You may want to take a moment to think before you light up a join. Recent research in Australia proves that when people smoke pot at a young age, they tend to be diagnosed with mental illnesses at a young age as well.

Researchers looked at people who have been diagnosed with mental illnesses and determined if and when they began smoking weed. It was discovered that 12-15-year-olds are the most likely to develop mental illness after using pot. More specifically, psychiatric diseases they may have shown up in a person’s 20s begin to show up in their early to late teens. Young people over the age of 18 were twice more likely to develop mental illnesses after using pot, while those under 15 were five times more likely. These numbers are certainly alarming.
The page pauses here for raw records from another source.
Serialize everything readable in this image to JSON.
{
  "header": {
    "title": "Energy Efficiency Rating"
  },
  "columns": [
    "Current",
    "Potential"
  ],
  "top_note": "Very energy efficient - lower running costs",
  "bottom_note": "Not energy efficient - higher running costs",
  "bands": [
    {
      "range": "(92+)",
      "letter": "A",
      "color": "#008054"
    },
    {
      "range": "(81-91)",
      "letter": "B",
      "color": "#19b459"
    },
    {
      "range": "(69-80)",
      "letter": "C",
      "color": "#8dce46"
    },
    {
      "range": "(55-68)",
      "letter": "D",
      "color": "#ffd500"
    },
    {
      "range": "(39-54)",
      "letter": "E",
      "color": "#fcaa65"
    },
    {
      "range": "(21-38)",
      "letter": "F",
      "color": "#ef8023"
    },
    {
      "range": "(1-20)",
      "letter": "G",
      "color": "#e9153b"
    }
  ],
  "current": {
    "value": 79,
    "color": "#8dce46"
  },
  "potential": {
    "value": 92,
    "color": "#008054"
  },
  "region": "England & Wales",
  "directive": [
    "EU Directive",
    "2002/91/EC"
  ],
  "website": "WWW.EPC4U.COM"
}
The study is not suggesting that marijuana causes mental disorders, just that it speeds up their onset in certain people, and may cause mental illness in others. Other scientists had already made connections between marijuana and schizophrenia, but the new study includes other disorders as well.

This study adjusted for some problems that had been found in similar studies done in the past. For example, scientists had to factor in the fact boys tend to develop mental illness before girls. Additionally, pot may have become stronger over time, so studies from different years may have have different results simply due to the potency of the drug. Even when researchers took these factors and others into account, it was still clear that mental illness can be seen sooner in individuals who smoke weed.

Scientists urge the public to take away two messages from the study: Something in marijuana may cause mental illness, and it is especially damaging in younger teens. Current health campaigns stress the dangers of pot for older users, but it may be even more harmful to younger smokers. Smoking marijuana won’t necessarily cause mental illness, but it’s definitely something for users to consider.